D'après les témoignages d'habitants, d'autres localités de province ont été le théâtre de nouvelles violences ces derniers jours dans l'Ouest. 

"Il y a deux jours, les (combattants musulmans) ex-Séléka sont entrés à Ngaoundaye (nord-ouest), et ils tiraient sur tout ce qui bougeait (...) Tous les habitants ont fui en brousse.Ils se sont ensuite mis à la poursuite des personnes qui ont gagné la brousse et ont continué à leur tirer dessus.On ne sait pas encore combien de personnes ont été tuées", a raconté une habitante en pleurs au téléphone, Nicole Maléyombo.

A Berberati, Carnot et Gamboula (Sud-Ouest), des témoignages font état de pillages commis par des groupes d'ex-Séléka sur la population, volant appareils électroniques, motos, téléphones portables...

Les Séléka - combattants issu de l'ex-rébellion qui a porté au pouvoir en mars 2013 Michel Djotodia, contraint à la démission pour son incapacité à arrêter les tueries interreligieuses -  sont pour l'essentiel neutralisés à Bangui, où ils sont cantonnés sous la surveillance des forces française et africaine (Misca).

Mais nombre d'entre eux se sont récemment repliés en province, quasiment hors de tout contrôle en l'absence des force sinternationales concentrées dans la capitale.

En visite à Bangui lundi, le chef d'état-major des armées françaises, l'amiral Edouard Guillaud, a pourtant jugé que "la violence a été en partie jugulée" en Centrafrique.

"Le désarmement a commencé, tant pour les (milices chrétiennes) anti-balaka que pour la Séléka" a-t-il affirmé au camp M'Poko de l'aéroport de Bangui, où est installée la force française Sangaris, déclenchée le 5 décembre après le feu vert de l'ONU.

"Nous n'avons pas d'ennemis en Centrafrique"

Si la situation sécuritaire s'est progressivement améliorée dans la capitale, il y a toujours des explosions de violences sporadiques et des règlements de compte intercommunautaires quotidiens.

Interrogé sur les critiques de plus en plus nombreuses concernant l'attitude des soldats français lors des opérations de désarmement, accusés de favoritisme envers les anti-balaka, au détriment de la minorité musulmane de Bangui, l'amiral Guillaud a assuré: "nous n'avons pas d'ennemis en Centrafrique".

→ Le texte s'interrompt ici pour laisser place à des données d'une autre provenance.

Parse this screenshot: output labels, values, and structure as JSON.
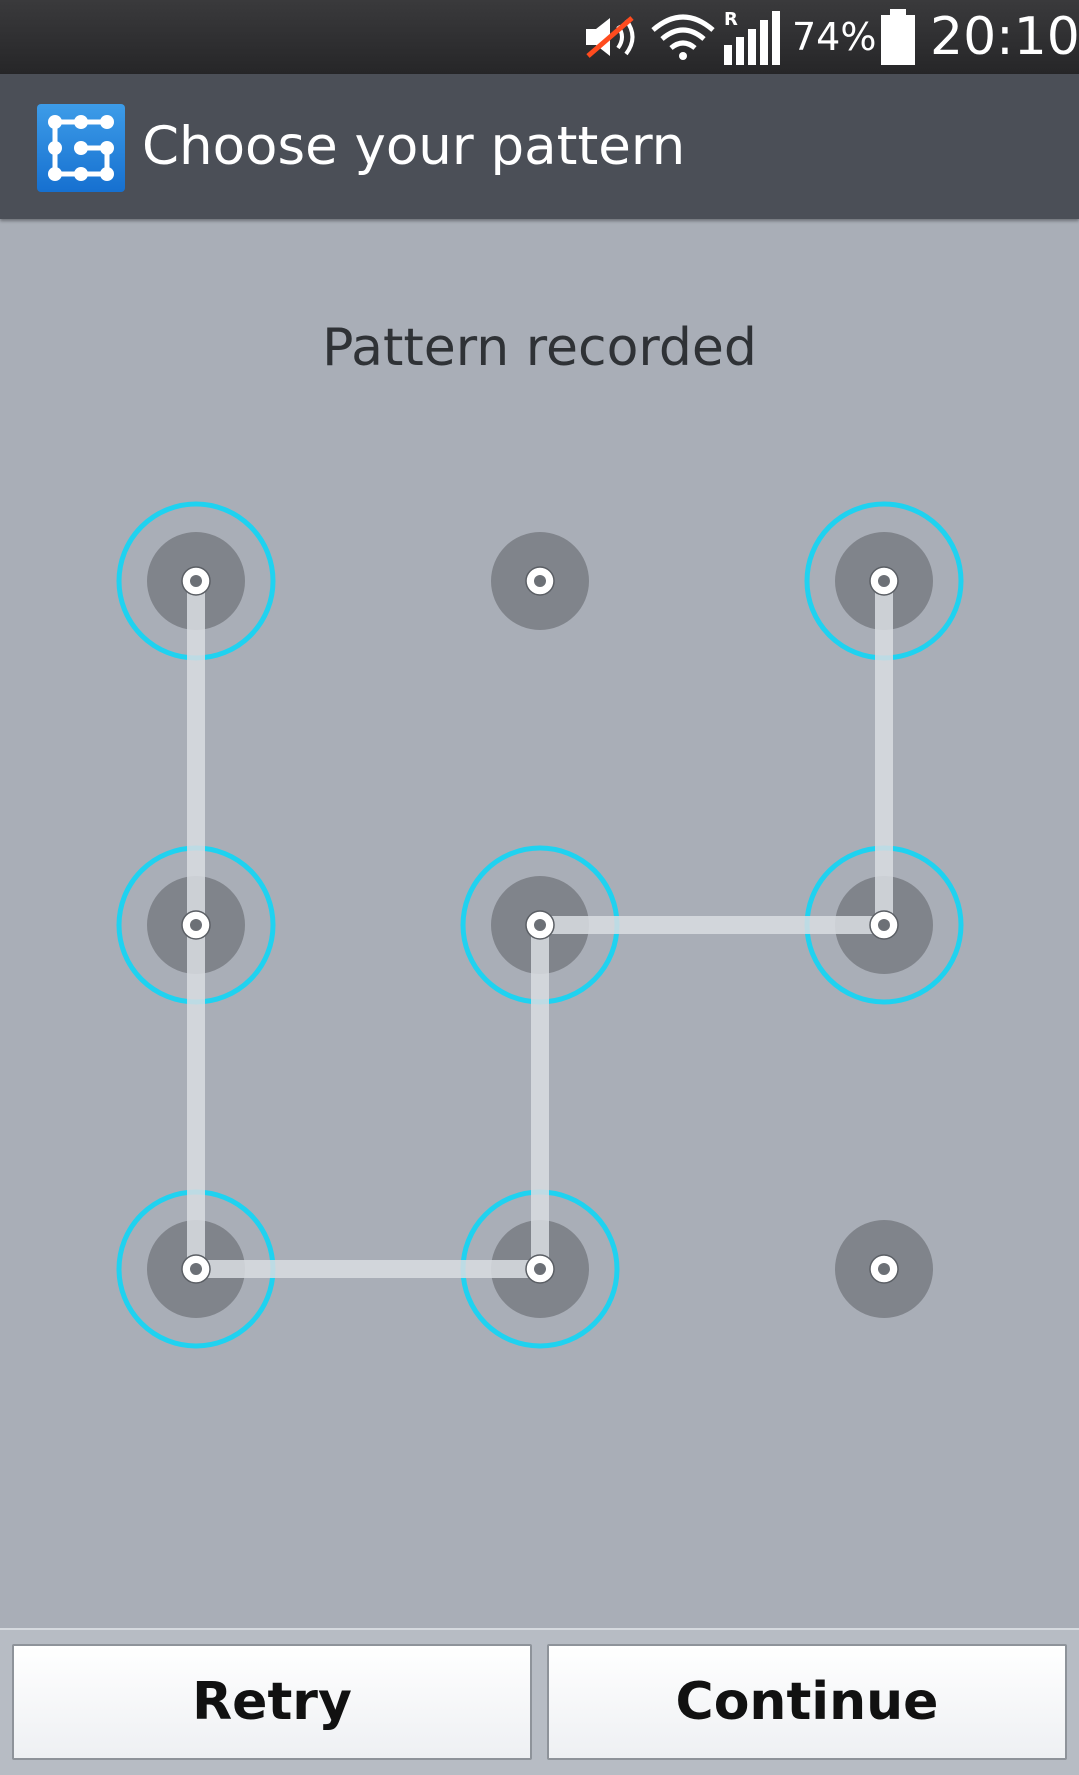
{
  "status_bar": {
    "battery_percent": "74%",
    "time": "20:10",
    "roaming_label": "R",
    "icons": [
      "volume-muted-icon",
      "wifi-icon",
      "signal-icon",
      "battery-icon"
    ]
  },
  "title_bar": {
    "title": "Choose your pattern",
    "icon": "pattern-app-icon",
    "accent_color": "#2a86e0"
  },
  "main": {
    "status_message": "Pattern recorded"
  },
  "pattern": {
    "grid_size": 3,
    "selected_dots": [
      1,
      3,
      4,
      5,
      6,
      7,
      8
    ],
    "path_sequence": [
      3,
      6,
      5,
      8,
      7,
      4,
      1
    ],
    "ring_color": "#1fd2f0",
    "line_color": "#d9dde2"
  },
  "buttons": {
    "retry_label": "Retry",
    "continue_label": "Continue"
  }
}
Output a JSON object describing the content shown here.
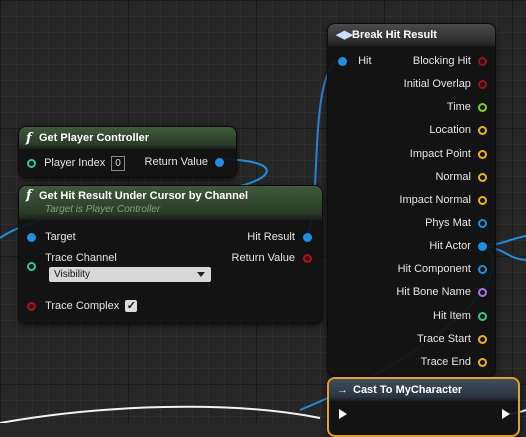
{
  "break_hit_result": {
    "title": "Break Hit Result",
    "input": "Hit",
    "outputs": [
      "Blocking Hit",
      "Initial Overlap",
      "Time",
      "Location",
      "Impact Point",
      "Normal",
      "Impact Normal",
      "Phys Mat",
      "Hit Actor",
      "Hit Component",
      "Hit Bone Name",
      "Hit Item",
      "Trace Start",
      "Trace End"
    ]
  },
  "get_player_controller": {
    "title": "Get Player Controller",
    "input_label": "Player Index",
    "input_value": "0",
    "output_label": "Return Value"
  },
  "get_hit_result": {
    "title": "Get Hit Result Under Cursor by Channel",
    "subtitle": "Target is Player Controller",
    "target_label": "Target",
    "hit_result_label": "Hit Result",
    "trace_channel_label": "Trace Channel",
    "trace_channel_value": "Visibility",
    "return_value_label": "Return Value",
    "trace_complex_label": "Trace Complex",
    "trace_complex_checked": "✓"
  },
  "cast": {
    "title": "Cast To MyCharacter"
  },
  "colors": {
    "background": "#262626",
    "exec_wire": "#ffffff",
    "object_wire": "#1f8fe0",
    "struct_wire": "#2a7fd4",
    "cast_border": "#e8a020"
  }
}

"A Bangui, il n'y a pas que des civils musulmans qui sont tués.Il y a des exactions des deux côtés.Nous empêchons aussi les massacres de civils musulmans tous les jours", a-t-il affirmé.

S'adressant à ses soldats, l'amiral a souligné: "Il n'y a pas de ligne de front, il ne s'agit pas de vaincre" mais d'une "mission sans ennemis déclarés", face à "une population divisée avec une violence latente".

La Centrafrique s'est enfoncée dans une spirale de violences intercommunautaires depuis la prise du pouvoir par l'ex-rébellion Séléka à dominante musulmane en mars 2013, qui a commis de nombreuses exactions sur une population composée à 80% de chrétiens, alimentant la haine envers les civils musulmans.

Le Conseil de sécurité de l'ONU a donné son feu vert fin janvier à l'engagement d'une force européenne de 500 soldats supplémentaires en Centrafrique, pour épauler les 1.600 militaires français et les 5.500 soldats de la Misca.

Ces renforts risquent d'être insuffisants pour stabiliser un pays dévasté par des mois de tueries interreligieuses, avec des centaines de milliers de déplacés.L'ONU considère qu'il faudrait y déployer 10.000 Casques bleus.